A 68-year-old death-row inmate convicted of serial bombings at companies in 1974 and 1975 has died of multiple myeloma at the Tokyo detention house, the Justice Ministry said Wednesday.

Masashi Daidoji, a member of the extremist Higashi Ajia Hannichi Buso Sensen (East Asia Anti-Japan Armed Front), was convicted of bombings that included the August 1974 attack on the headquarters building of Mitsubishi Heavy Industries Ltd. in Tokyo. That attack left eight people dead.

Daidoji was among a number of leftist militants arrested in 1975 on charges of conducting a bombing campaign against Japanese companies to condemn Japan's military and commercial advance in East Asia before and after World War II.

Although the Supreme Court sentenced him to death in 1987, he had appealed multiple times for a retrial, arguing that a new examination of the bombs used in the Mitsubishi Heavy attack had shown he had no intention of killing the victims.

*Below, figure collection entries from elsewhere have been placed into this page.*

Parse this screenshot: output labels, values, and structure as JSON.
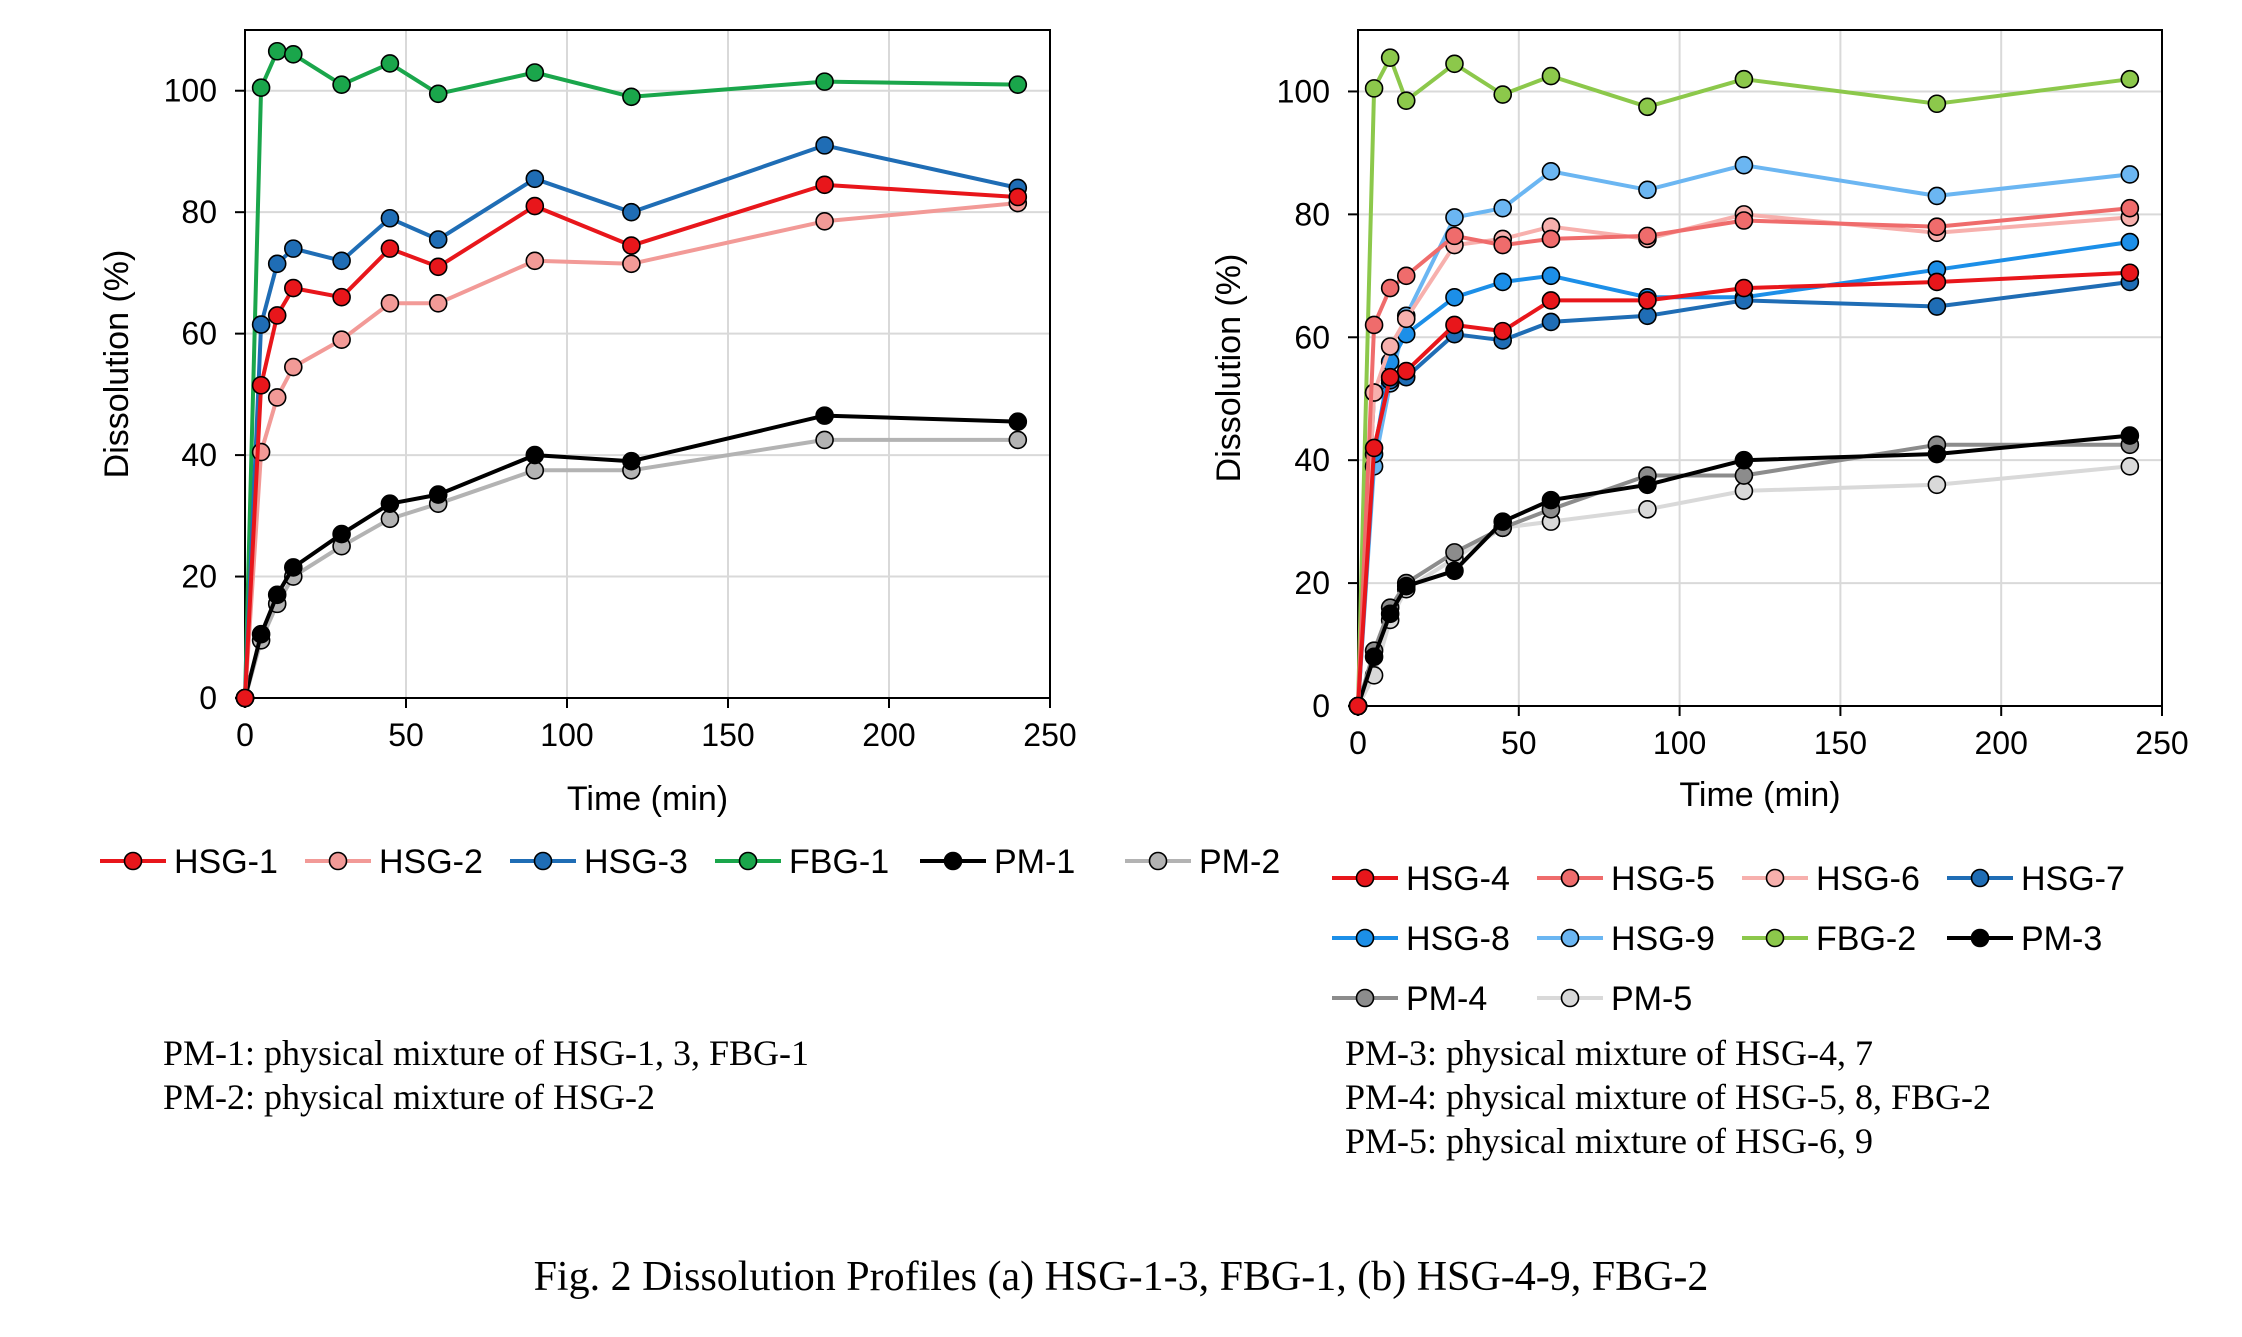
{
  "chart_data": [
    {
      "type": "line",
      "xlabel": "Time (min)",
      "ylabel": "Dissolution (%)",
      "xlim": [
        0,
        250
      ],
      "ylim": [
        0,
        110
      ],
      "xticks": [
        0,
        50,
        100,
        150,
        200,
        250
      ],
      "yticks": [
        0,
        20,
        40,
        60,
        80,
        100
      ],
      "grid": true,
      "legend_position": "bottom",
      "series": [
        {
          "name": "HSG-1",
          "color": "#e8161b",
          "x": [
            0,
            5,
            10,
            15,
            30,
            45,
            60,
            90,
            120,
            180,
            240
          ],
          "values": [
            0,
            51.5,
            63,
            67.5,
            66,
            74,
            71,
            81,
            74.5,
            84.5,
            82.5
          ]
        },
        {
          "name": "HSG-2",
          "color": "#f29a97",
          "x": [
            0,
            5,
            10,
            15,
            30,
            45,
            60,
            90,
            120,
            180,
            240
          ],
          "values": [
            0,
            40.5,
            49.5,
            54.5,
            59,
            65,
            65,
            72,
            71.5,
            78.5,
            81.5
          ]
        },
        {
          "name": "HSG-3",
          "color": "#1f6db5",
          "x": [
            0,
            5,
            10,
            15,
            30,
            45,
            60,
            90,
            120,
            180,
            240
          ],
          "values": [
            0,
            61.5,
            71.5,
            74,
            72,
            79,
            75.5,
            85.5,
            80,
            91,
            84
          ]
        },
        {
          "name": "FBG-1",
          "color": "#1aa64b",
          "x": [
            0,
            5,
            10,
            15,
            30,
            45,
            60,
            90,
            120,
            180,
            240
          ],
          "values": [
            0,
            100.5,
            106.5,
            106,
            101,
            104.5,
            99.5,
            103,
            99,
            101.5,
            101
          ]
        },
        {
          "name": "PM-1",
          "color": "#000000",
          "x": [
            0,
            5,
            10,
            15,
            30,
            45,
            60,
            90,
            120,
            180,
            240
          ],
          "values": [
            0,
            10.5,
            17,
            21.5,
            27,
            32,
            33.5,
            40,
            39,
            46.5,
            45.5
          ]
        },
        {
          "name": "PM-2",
          "color": "#b3b3b3",
          "x": [
            0,
            5,
            10,
            15,
            30,
            45,
            60,
            90,
            120,
            180,
            240
          ],
          "values": [
            0,
            9.5,
            15.5,
            20,
            25,
            29.5,
            32,
            37.5,
            37.5,
            42.5,
            42.5
          ]
        }
      ],
      "notes": [
        "PM-1: physical mixture of HSG-1, 3, FBG-1",
        "PM-2: physical mixture of HSG-2"
      ]
    },
    {
      "type": "line",
      "xlabel": "Time (min)",
      "ylabel": "Dissolution (%)",
      "xlim": [
        0,
        250
      ],
      "ylim": [
        0,
        110
      ],
      "xticks": [
        0,
        50,
        100,
        150,
        200,
        250
      ],
      "yticks": [
        0,
        20,
        40,
        60,
        80,
        100
      ],
      "grid": true,
      "legend_position": "bottom",
      "series": [
        {
          "name": "HSG-4",
          "color": "#e8161b",
          "x": [
            0,
            5,
            10,
            15,
            30,
            45,
            60,
            90,
            120,
            180,
            240
          ],
          "values": [
            0,
            42,
            53.5,
            54.5,
            62,
            61,
            66,
            66,
            68,
            69,
            70.5
          ]
        },
        {
          "name": "HSG-5",
          "color": "#ef6c6c",
          "x": [
            0,
            5,
            10,
            15,
            30,
            45,
            60,
            90,
            120,
            180,
            240
          ],
          "values": [
            0,
            62,
            68,
            70,
            76.5,
            75,
            76,
            76.5,
            79,
            78,
            81
          ]
        },
        {
          "name": "HSG-6",
          "color": "#f7b0ad",
          "x": [
            0,
            5,
            10,
            15,
            30,
            45,
            60,
            90,
            120,
            180,
            240
          ],
          "values": [
            0,
            51,
            58.5,
            63,
            75,
            76,
            78,
            76,
            80,
            77,
            79.5
          ]
        },
        {
          "name": "HSG-7",
          "color": "#1f6db5",
          "x": [
            0,
            5,
            10,
            15,
            30,
            45,
            60,
            90,
            120,
            180,
            240
          ],
          "values": [
            0,
            51,
            53,
            53.5,
            60.5,
            59.5,
            62.5,
            63.5,
            66,
            65,
            69
          ]
        },
        {
          "name": "HSG-8",
          "color": "#1c8fe8",
          "x": [
            0,
            5,
            10,
            15,
            30,
            45,
            60,
            90,
            120,
            180,
            240
          ],
          "values": [
            0,
            41,
            56,
            60.5,
            66.5,
            69,
            70,
            66.5,
            66.5,
            71,
            75.5
          ]
        },
        {
          "name": "HSG-9",
          "color": "#6bb6f2",
          "x": [
            0,
            5,
            10,
            15,
            30,
            45,
            60,
            90,
            120,
            180,
            240
          ],
          "values": [
            0,
            39,
            52.5,
            63.5,
            79.5,
            81,
            87,
            84,
            88,
            83,
            86.5
          ]
        },
        {
          "name": "FBG-2",
          "color": "#8cc84b",
          "x": [
            0,
            5,
            10,
            15,
            30,
            45,
            60,
            90,
            120,
            180,
            240
          ],
          "values": [
            0,
            100.5,
            105.5,
            98.5,
            104.5,
            99.5,
            102.5,
            97.5,
            102,
            98,
            102
          ]
        },
        {
          "name": "PM-3",
          "color": "#000000",
          "x": [
            0,
            5,
            10,
            15,
            30,
            45,
            60,
            90,
            120,
            180,
            240
          ],
          "values": [
            0,
            8,
            15,
            19.5,
            22,
            30,
            33.5,
            36,
            40,
            41,
            44
          ]
        },
        {
          "name": "PM-4",
          "color": "#8c8c8c",
          "x": [
            0,
            5,
            10,
            15,
            30,
            45,
            60,
            90,
            120,
            180,
            240
          ],
          "values": [
            0,
            9,
            16,
            20,
            25,
            29,
            32,
            37.5,
            37.5,
            42.5,
            42.5
          ]
        },
        {
          "name": "PM-5",
          "color": "#d9d9d9",
          "x": [
            0,
            5,
            10,
            15,
            30,
            45,
            60,
            90,
            120,
            180,
            240
          ],
          "values": [
            0,
            5,
            14,
            19,
            24,
            29,
            30,
            32,
            35,
            36,
            39
          ]
        }
      ],
      "notes": [
        "PM-3: physical mixture of HSG-4, 7",
        "PM-4: physical mixture of HSG-5, 8, FBG-2",
        "PM-5: physical mixture of HSG-6, 9"
      ]
    }
  ],
  "caption": "Fig. 2 Dissolution Profiles (a) HSG-1-3, FBG-1, (b) HSG-4-9, FBG-2"
}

The extremist group also targeted the headquarters of trading house Mitsui & Co., construction firm Taisei Corp. and synthetic fibers maker Teijin Ltd.

In connection with the serial bombings, nine people were arrested and one committed suicide. Six, including Daidoji, were convicted.

Some of the arrested were released as extrajudicial measures taken after the Japanese Red Army hostage crisis in Kuala Lumpur in 1975 and the hijacking of a Japan Airlines jetliner in the Bangladesh capital of Dhaka in 1977.

Daidoji along with Toshiaki Masunaga, also sentenced to death for the 1974 bombing, had sought compensation from the state, claiming in 2004 that the Tokyo detention house did not allow supporters to provide the two with letters, cash and other materials.

The practice was later corrected and a district court ordered the state in 2008 to offer a symbolic payment to the two of ¥10,000 each.